The paper you linked to refers to “A More General Robust Loss Function” by Barron, which explains a bit more about this penalty function. Apparently it’s also known as the Pseudo-Huber loss, which has a Wikipedia page: https://en.wikipedia.org/wiki/Huber_loss

Anyway, the Barron paper refers to “Secrets of Optical Flow Estimation and Their Principles” by Sun et al. which refers to “Lucas/Kanade Meets Horn/Schunck: Combining Local and Global Optic Flow Methods” by Bruhn et al. which finally refers to “Two deterministic half-quadratic regularization algorithms for computed imaging” by Charbonnier and friends.

But I didn’t read all that because it had too much math. However, it seems that the Charbonnier loss is a mix between the L1 and L2 loss, depending on how you choose epsilon (usually called delta when talking about the Pseudo-Huber loss).
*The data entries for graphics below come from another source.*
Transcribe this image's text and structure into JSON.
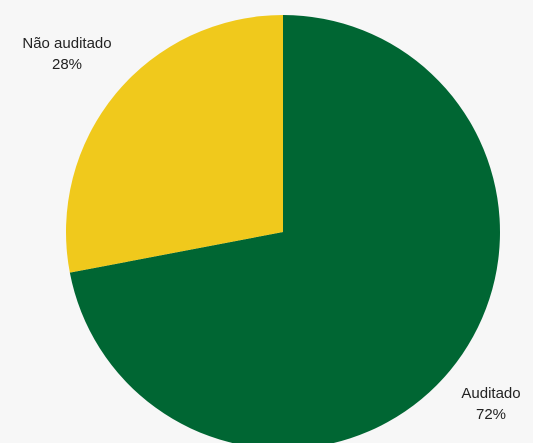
{
  "chart_data": {
    "type": "pie",
    "slices": [
      {
        "label": "Auditado",
        "value": 72,
        "display": "72%",
        "color": "#006633"
      },
      {
        "label": "Não auditado",
        "value": 28,
        "display": "28%",
        "color": "#f0c91c"
      }
    ],
    "background": "#f7f7f7"
  }
}
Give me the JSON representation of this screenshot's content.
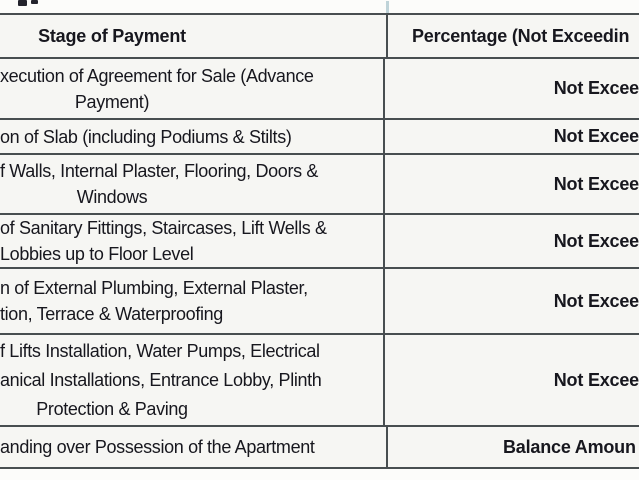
{
  "document": {
    "header": {
      "stage": "Stage of Payment",
      "percentage": "Percentage (Not Exceedin"
    },
    "rows": [
      {
        "stage_lines": [
          {
            "text": "xecution of Agreement for Sale (Advance",
            "cut": true
          },
          {
            "text": "Payment)",
            "cut": false
          }
        ],
        "percentage": "Not Excee",
        "percentage_type": "not-exceeding"
      },
      {
        "stage_lines": [
          {
            "text": "on of Slab (including Podiums & Stilts)",
            "cut": true
          }
        ],
        "percentage": "Not Excee",
        "percentage_type": "not-exceeding"
      },
      {
        "stage_lines": [
          {
            "text": "f Walls, Internal Plaster, Flooring, Doors &",
            "cut": true
          },
          {
            "text": "Windows",
            "cut": false
          }
        ],
        "percentage": "Not Excee",
        "percentage_type": "not-exceeding"
      },
      {
        "stage_lines": [
          {
            "text": "of Sanitary Fittings, Staircases, Lift Wells &",
            "cut": true
          },
          {
            "text": "Lobbies up to Floor Level",
            "cut": true
          }
        ],
        "percentage": "Not Excee",
        "percentage_type": "not-exceeding"
      },
      {
        "stage_lines": [
          {
            "text": "n of External Plumbing, External Plaster,",
            "cut": true
          },
          {
            "text": "tion, Terrace & Waterproofing",
            "cut": true
          }
        ],
        "percentage": "Not Excee",
        "percentage_type": "not-exceeding"
      },
      {
        "stage_lines": [
          {
            "text": "f Lifts Installation, Water Pumps, Electrical",
            "cut": true
          },
          {
            "text": "anical Installations, Entrance Lobby, Plinth",
            "cut": true
          },
          {
            "text": "Protection & Paving",
            "cut": false
          }
        ],
        "percentage": "Not Excee",
        "percentage_type": "not-exceeding"
      },
      {
        "stage_lines": [
          {
            "text": "anding over Possession of the Apartment",
            "cut": true
          }
        ],
        "percentage": "Balance Amoun",
        "percentage_type": "balance"
      }
    ],
    "colors": {
      "grid_line": "#484e50",
      "text": "#17171e",
      "cell_bg": "#f6f6f3",
      "page_bg": "#fcfcfa"
    }
  }
}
If the error (x) is larger than epsilon, it acts like L1 regularization. If the error (x) is smaller than epsilon, it acts more like an L2 loss.

As your original paper says, they compared the Charbonnier penalty to both L1 and L2 regularization and found that it worked better. So epsilon is just another hyperparameter that you choose, just like how you’d choose your L1 or L2 (weight decay) hyperparameters. In the paper they chose epsilon=10^-8 (see section 4.1).

(Manu) #6

This is an L-1 norm penalty function p(x) = |x| which is not differentiable. So, epsilon is added as a small constant to make it differentiable.